Skin cancer is the most common form of cancer in the United States. More than one

million people are  diagnosed with skin cancer each year and the annual rates are increasing. Around 50 percent of people

who live to age 65 years of age will develop skin cancer at least once. There are two kinds of skin tumors, benign

(non-cancerous) and malignant (cancerous).



Risk Factors for Skin Cancer:

  • Fair skin that burns or freckles easily
  • Multiple moles (especially if there are more than 100)
  • History of sunburns
  • Excessive sun exposure without sun protection
  • Use of tanning beds
  • Family history of skin cancer
  • Personal history of skin cancer
  • Weakened immune system such as is seen organ transplant patients

How to Reduce Risk of Skin Cancer:

Slip, Slap, Slop is the name of one of the most successful health campaigns ever. It was launched in 1981 by The Australian Cancer Council. In later years, it was extended to include sunglasses and shade.

SLIP on a shirt
SLOP on sunscreen
SLAP on a hat
SEEK shade
SLIDE on some sunglasses

Three Most Common Types of Skin Cancer:

 Basal Cell Carcinoma (BCC) is the most common type of skin cancer and may present as a sore that just won‘t heal. This type is easiest to treat and cure, and it usually does not spread to other parts of the body. If left untreated, can be quite disfiguring and be more difficult to remove. It can be inherited, but usually occurs in patients who have had repeated sun exposure.

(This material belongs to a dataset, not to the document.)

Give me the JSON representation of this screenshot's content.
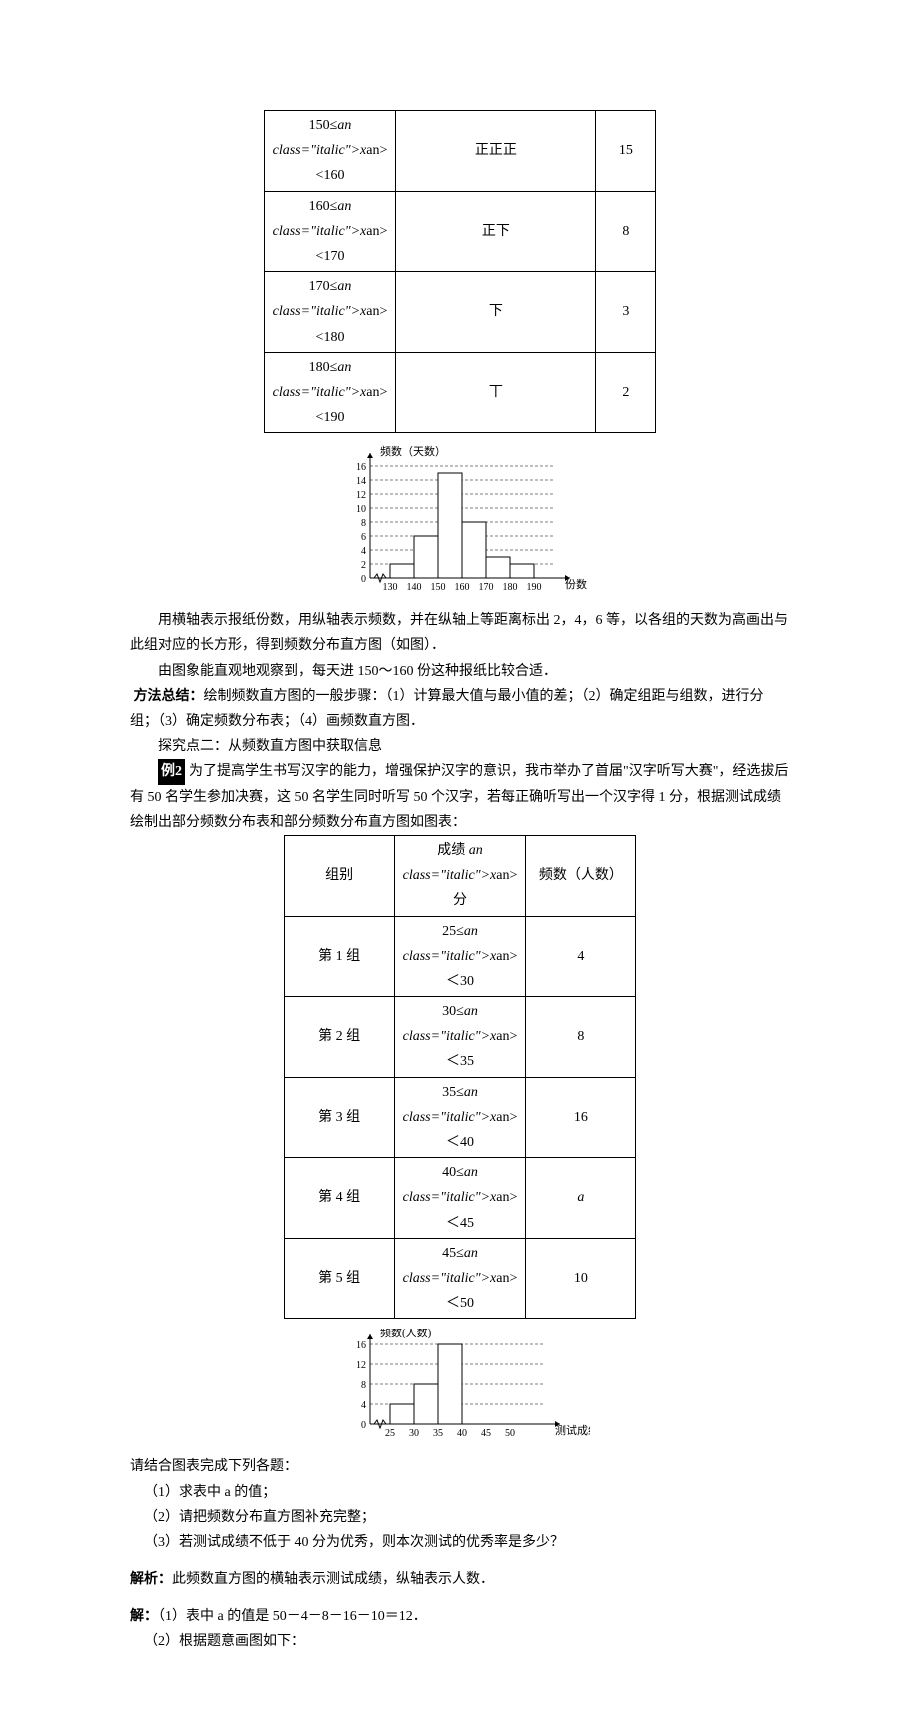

 Squamous Cell Carcinoma (SCC) is another common type of skin cancer usually appearing on sun-exposed skin. It is more aggressive than BCC and can spread (metastasize) to sites elsewhere in the body. It may develop from a precancerous lesion which presents as a scaly, crusty bump on sun–damaged skin.

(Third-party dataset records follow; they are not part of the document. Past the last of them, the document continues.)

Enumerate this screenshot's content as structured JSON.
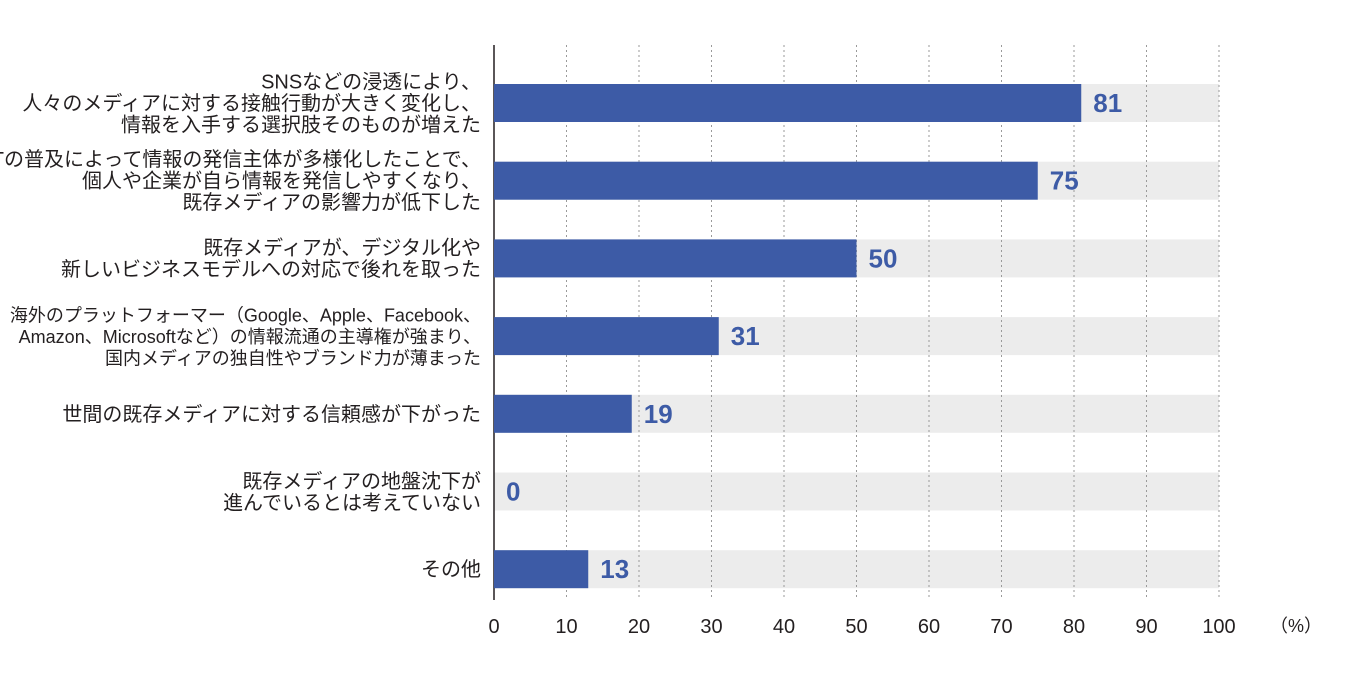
{
  "chart_data": {
    "type": "bar",
    "orientation": "horizontal",
    "categories": [
      [
        "SNSなどの浸透により、",
        "人々のメディアに対する接触行動が大きく変化し、",
        "情報を入手する選択肢そのものが増えた"
      ],
      [
        "ITの普及によって情報の発信主体が多様化したことで、",
        "個人や企業が自ら情報を発信しやすくなり、",
        "既存メディアの影響力が低下した"
      ],
      [
        "既存メディアが、デジタル化や",
        "新しいビジネスモデルへの対応で後れを取った"
      ],
      [
        "海外のプラットフォーマー（Google、Apple、Facebook、",
        "Amazon、Microsoftなど）の情報流通の主導権が強まり、",
        "国内メディアの独自性やブランド力が薄まった"
      ],
      [
        "世間の既存メディアに対する信頼感が下がった"
      ],
      [
        "既存メディアの地盤沈下が",
        "進んでいるとは考えていない"
      ],
      [
        "その他"
      ]
    ],
    "values": [
      81,
      75,
      50,
      31,
      19,
      0,
      13
    ],
    "value_labels": [
      "81",
      "75",
      "50",
      "31",
      "19",
      "0",
      "13"
    ],
    "xlim": [
      0,
      100
    ],
    "x_ticks": [
      "0",
      "10",
      "20",
      "30",
      "40",
      "50",
      "60",
      "70",
      "80",
      "90",
      "100"
    ],
    "unit": "（%）",
    "grid": "vertical dotted",
    "colors": {
      "bar": "#3d5ba6",
      "track": "#ececec",
      "value_text": "#3d5ba6",
      "text": "#231f20",
      "grid": "#9a9a9a"
    }
  }
}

 Malignant Melanoma (MM) is the least common but most serious form of skin cancer. It may present as a mole with uneven borders, with different colors, or a recent change in appearance. Melanoma most commonly occurs on the back of men, and the lower legs of women but can occur in other places. It can stem from a mole that has been present for many years or a new lesion. If treated early, results are good.

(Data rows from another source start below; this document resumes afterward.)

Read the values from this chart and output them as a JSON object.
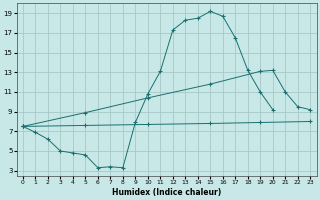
{
  "background_color": "#c8e8e8",
  "grid_color": "#a8c8c8",
  "line_color": "#1a6e6e",
  "xlabel": "Humidex (Indice chaleur)",
  "xlim": [
    -0.5,
    23.5
  ],
  "ylim": [
    2.5,
    20.0
  ],
  "xticks": [
    0,
    1,
    2,
    3,
    4,
    5,
    6,
    7,
    8,
    9,
    10,
    11,
    12,
    13,
    14,
    15,
    16,
    17,
    18,
    19,
    20,
    21,
    22,
    23
  ],
  "yticks": [
    3,
    5,
    7,
    9,
    11,
    13,
    15,
    17,
    19
  ],
  "curve_x": [
    0,
    1,
    2,
    3,
    4,
    5,
    6,
    7,
    8,
    9,
    10,
    11,
    12,
    13,
    14,
    15,
    16,
    17,
    18,
    19,
    20,
    21,
    22,
    23
  ],
  "curve_y": [
    7.5,
    6.9,
    6.2,
    5.0,
    4.8,
    4.6,
    3.3,
    3.4,
    3.3,
    7.9,
    10.8,
    13.1,
    17.3,
    18.3,
    18.5,
    19.2,
    18.7,
    16.5,
    13.2,
    11.0,
    9.2,
    null,
    null,
    null
  ],
  "flat_x": [
    0,
    5,
    10,
    15,
    19,
    23
  ],
  "flat_y": [
    7.5,
    7.6,
    7.7,
    7.8,
    7.9,
    8.0
  ],
  "slope_x": [
    0,
    5,
    10,
    15,
    19,
    20,
    21,
    22,
    23
  ],
  "slope_y": [
    7.5,
    8.9,
    10.4,
    11.8,
    13.1,
    13.2,
    11.0,
    9.5,
    9.2
  ]
}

ABCDEs of Malignant Melanoma:

A = Asymmetry- One half does not match the other half
B = Border irregularity- The edges are notched or ragged
C = Color variation- Varied shades of tan,blacl and brown
D = Diameter- Greater than 6 millimeters
E = Evolving- Significant change in size,shape, or shade of color 

Treatments for Skin Cancer Depend on:

  • The stage of the cancer
  • The type of cancer
  • The size and location of the tumor
  • The patient’s general health and preferences

Some of the many treatment options available include simple excision or shaving, scraping and burning, freezing, lasers, radiation, chemotherapy, and Mohs surgery.